A hands-on tool for planning for and responding to multiple-level wind disasters at local, state, regional, and national levels. It will also be a framework for better coordination among the various federal, state, tribal and local government agencies, and with partnering organizations within the forestry, arboricultural, disaster response, and wood utilization sectors.

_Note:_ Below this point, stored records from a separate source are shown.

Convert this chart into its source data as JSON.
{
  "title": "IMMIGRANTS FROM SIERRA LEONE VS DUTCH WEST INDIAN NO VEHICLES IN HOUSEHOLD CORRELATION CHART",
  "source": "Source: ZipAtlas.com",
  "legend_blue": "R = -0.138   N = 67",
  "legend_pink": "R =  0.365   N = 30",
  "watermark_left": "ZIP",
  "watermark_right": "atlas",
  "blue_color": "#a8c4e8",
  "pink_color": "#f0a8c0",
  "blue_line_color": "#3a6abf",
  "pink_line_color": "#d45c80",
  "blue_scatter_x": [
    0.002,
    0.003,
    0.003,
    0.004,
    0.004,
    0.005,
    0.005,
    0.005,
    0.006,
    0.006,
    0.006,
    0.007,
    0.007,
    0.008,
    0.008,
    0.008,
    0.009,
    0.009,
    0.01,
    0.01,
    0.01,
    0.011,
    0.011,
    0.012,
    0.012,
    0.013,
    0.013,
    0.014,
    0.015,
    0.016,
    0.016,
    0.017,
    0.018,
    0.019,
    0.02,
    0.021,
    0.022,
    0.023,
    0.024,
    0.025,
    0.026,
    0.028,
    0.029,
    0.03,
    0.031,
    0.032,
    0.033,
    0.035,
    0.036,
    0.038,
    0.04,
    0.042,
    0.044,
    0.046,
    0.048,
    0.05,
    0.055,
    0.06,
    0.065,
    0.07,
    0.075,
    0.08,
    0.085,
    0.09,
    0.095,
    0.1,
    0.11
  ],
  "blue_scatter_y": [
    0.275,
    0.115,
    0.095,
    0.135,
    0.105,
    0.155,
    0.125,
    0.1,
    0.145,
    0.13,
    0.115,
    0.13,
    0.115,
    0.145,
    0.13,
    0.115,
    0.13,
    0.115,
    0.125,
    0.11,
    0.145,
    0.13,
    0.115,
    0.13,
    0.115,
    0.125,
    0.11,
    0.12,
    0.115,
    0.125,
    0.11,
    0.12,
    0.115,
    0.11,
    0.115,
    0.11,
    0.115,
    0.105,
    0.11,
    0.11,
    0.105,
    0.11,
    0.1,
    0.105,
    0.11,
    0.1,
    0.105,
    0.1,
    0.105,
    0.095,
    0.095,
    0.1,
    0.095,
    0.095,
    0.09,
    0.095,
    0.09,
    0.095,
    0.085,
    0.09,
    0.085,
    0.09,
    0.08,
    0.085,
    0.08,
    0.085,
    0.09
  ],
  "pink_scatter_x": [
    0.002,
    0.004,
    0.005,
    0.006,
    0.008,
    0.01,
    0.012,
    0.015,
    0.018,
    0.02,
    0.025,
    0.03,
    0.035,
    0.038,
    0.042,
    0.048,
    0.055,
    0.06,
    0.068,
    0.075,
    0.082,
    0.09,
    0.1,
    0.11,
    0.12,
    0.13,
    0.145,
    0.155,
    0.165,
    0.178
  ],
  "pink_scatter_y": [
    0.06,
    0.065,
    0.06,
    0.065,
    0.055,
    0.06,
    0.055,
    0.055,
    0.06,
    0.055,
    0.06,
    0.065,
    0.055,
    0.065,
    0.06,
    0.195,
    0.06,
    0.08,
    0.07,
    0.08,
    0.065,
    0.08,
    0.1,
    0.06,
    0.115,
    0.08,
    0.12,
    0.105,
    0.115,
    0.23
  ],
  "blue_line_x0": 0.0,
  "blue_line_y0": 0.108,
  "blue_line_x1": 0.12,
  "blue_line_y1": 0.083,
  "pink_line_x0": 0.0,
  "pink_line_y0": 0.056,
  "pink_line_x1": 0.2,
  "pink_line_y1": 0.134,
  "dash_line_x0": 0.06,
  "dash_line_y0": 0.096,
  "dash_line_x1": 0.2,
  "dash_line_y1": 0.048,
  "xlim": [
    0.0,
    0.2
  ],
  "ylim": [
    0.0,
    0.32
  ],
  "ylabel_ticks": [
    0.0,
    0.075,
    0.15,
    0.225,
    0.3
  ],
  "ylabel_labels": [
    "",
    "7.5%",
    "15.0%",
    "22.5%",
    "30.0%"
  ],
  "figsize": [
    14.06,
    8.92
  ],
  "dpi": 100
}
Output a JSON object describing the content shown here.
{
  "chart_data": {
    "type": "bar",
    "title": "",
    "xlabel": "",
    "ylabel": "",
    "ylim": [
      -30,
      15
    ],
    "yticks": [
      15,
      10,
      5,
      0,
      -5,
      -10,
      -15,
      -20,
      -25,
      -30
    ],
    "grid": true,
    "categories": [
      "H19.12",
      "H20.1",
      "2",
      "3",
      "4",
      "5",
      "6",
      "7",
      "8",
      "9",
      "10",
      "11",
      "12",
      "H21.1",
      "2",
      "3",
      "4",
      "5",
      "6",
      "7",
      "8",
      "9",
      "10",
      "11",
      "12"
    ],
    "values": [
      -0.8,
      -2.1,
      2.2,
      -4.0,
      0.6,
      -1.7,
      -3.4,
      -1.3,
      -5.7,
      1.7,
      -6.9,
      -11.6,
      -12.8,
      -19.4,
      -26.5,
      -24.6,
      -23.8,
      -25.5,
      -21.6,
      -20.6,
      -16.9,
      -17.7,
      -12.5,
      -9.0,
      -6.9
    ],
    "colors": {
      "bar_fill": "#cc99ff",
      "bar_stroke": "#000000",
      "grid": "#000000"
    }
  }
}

The scope of this project is to begin the process of (1) focusing on the recovery of downed or damaged woody biomass in the forest, both merchantable and non-merchantable material not currently being recovered, and (2) expanding and improving upon national, regional and local response to disaster debris disposition, including green waste and uncontaminated demolition wood.
Meanwhile, another natural disaster has befallen the Southeastern states of Georgia and Florida - a months long fire that resulted from acute drought followed by intense lightning from thunderstorms.
Here's another bromide - "An ounce of prevention is worth a pound of cure." It is time to enact and fund policies and procedures that will strengthen proper stewardship of the nation's forests. Sadly, not much can be done with the pitiful amount of biomass left after a major fire. It is a time to clear out the refuse and replant the forests.
Fires Rip through GA, FLA
Timber Harvesting Magazine
Wildfire fighters from Georgia and surrounding states continued to struggle to put out a major forest fire that had scorched more than 100,000 acres in southeast Georgia, with major fires spreading into northeast Florida and popping up across the Florida Panhandle region.
The Sweat Farm Road/Big Turnaround Fire, burning mostly in Ware and Charlton counties south of Waycross and near the Okefenokee Swamp, is the biggest in Georgia history, covering more than 100 square miles. Georgia Gov. Sonny Perdue signed an Executive Order on May 2 declaring a state of emergency in 21 counties in southeast Georgia, citing severe drought conditions and extreme wildfire threat. Through the second week of May, the area had passed a record-setting 66 days without rain.
Yet a line of thunderstorms that provided a small amount of spotty rain the weekend of May 7 did more damage than good, with lightning strikes starting new fires. One, the Bugaboo Scrub Fire, started at the southern tip of the Okefenokee and quickly burned into Florida, scorching more than 30,000 acres in two days. Other wildfires have popped up across the Panhandle region, with a subdivision in Freeport losing 4 homes and having 13 others damaged.
As of May 8, Florida officials reported fires burning in 54 of the state’s 67 counties.
Extensive post-fire surveys and inventories have yet to be performed, but early observations are the fire has burned extremely hot across all age classes and in many cases stems are completely burned and unsalvageable. Salvage rate for merchantable-size timber may be as low as 15%, according to one early report, with poor markets making the salvage situation even tougher.